MILAN (Reuters) - The growing tension between Armenia and Azerbaijan does not pose any immediate risk to the flow of Azeri gas into Western Europe, the head of the Trans-Adriatic Pipeline (TAP) said on Tuesday.
TAP is the final leg of a $40 billion project named the Southern Gas Corridor, which will transport gas from the Shah Deniz II field in Azerbaijan to Italy.
“Fortunately the Corridor is a long way from the most critical area,” TAP managing director Luca Schieppati said during an energy conference in Milan.
He said he believed the building of the pipeline was something that could unite countries.
Dozens have been reported killed and hundreds wounded since clashes between Azerbaijan and its ethnic Armenian mountain enclave of Nagorno-Karabakh broke out on Sunday in a new eruption of a decades-old conflict.
Schieppati confirmed that after some four and a half years of work TAP was due to start on schedule in the coming months.
“By the end of the year the gas will flow and we can finally open the southern corridor,” he said.

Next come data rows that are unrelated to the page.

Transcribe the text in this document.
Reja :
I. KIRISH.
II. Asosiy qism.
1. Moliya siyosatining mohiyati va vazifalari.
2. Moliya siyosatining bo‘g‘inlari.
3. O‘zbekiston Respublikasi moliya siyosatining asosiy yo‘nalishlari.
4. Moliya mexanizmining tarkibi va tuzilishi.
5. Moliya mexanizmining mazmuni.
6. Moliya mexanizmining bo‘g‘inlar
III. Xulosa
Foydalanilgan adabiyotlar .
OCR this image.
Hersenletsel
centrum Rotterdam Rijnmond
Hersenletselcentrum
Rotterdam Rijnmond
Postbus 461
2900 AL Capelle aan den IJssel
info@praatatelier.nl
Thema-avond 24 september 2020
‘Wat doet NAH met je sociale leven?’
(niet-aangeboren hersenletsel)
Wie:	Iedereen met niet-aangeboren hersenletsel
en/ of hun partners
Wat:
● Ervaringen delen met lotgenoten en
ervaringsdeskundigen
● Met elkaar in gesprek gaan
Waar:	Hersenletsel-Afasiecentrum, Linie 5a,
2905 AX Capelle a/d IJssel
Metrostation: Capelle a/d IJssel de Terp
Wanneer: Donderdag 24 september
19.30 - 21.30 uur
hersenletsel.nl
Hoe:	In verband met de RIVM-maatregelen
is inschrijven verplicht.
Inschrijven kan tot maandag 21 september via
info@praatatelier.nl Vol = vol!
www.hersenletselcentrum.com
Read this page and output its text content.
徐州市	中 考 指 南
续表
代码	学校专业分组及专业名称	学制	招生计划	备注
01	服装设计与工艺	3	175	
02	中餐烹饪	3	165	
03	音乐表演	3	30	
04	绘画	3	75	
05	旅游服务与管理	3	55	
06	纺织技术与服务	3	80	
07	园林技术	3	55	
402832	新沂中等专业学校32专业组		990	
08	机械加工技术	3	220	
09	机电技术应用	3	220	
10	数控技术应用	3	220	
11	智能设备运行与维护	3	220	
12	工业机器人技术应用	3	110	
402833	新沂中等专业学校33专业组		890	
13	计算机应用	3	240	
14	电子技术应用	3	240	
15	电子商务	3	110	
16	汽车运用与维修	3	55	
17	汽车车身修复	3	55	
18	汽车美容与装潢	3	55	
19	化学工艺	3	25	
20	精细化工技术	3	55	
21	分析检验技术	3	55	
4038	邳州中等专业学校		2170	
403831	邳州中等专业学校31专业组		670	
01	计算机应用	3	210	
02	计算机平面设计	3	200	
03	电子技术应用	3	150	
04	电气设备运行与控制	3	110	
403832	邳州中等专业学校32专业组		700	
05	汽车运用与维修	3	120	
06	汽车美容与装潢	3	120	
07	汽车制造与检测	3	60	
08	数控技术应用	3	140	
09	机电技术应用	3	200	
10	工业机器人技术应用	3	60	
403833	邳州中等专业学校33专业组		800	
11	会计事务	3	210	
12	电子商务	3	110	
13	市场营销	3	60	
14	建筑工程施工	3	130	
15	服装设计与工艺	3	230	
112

The 878km TAP pipeline, which will have an annual capacity of 10 billion cubic metres of gas, is a cornerstone of the European Union’s energy security policy to wean the bloc off Russian gas.
Environmental campaigners and industry alike have voiced concern giant gas pipelines could be under-used as countries strive to use more carbon-free energy. Schieppati said he was not worried about demand.
“I am confident the gas will be fully used,” Schieppati said.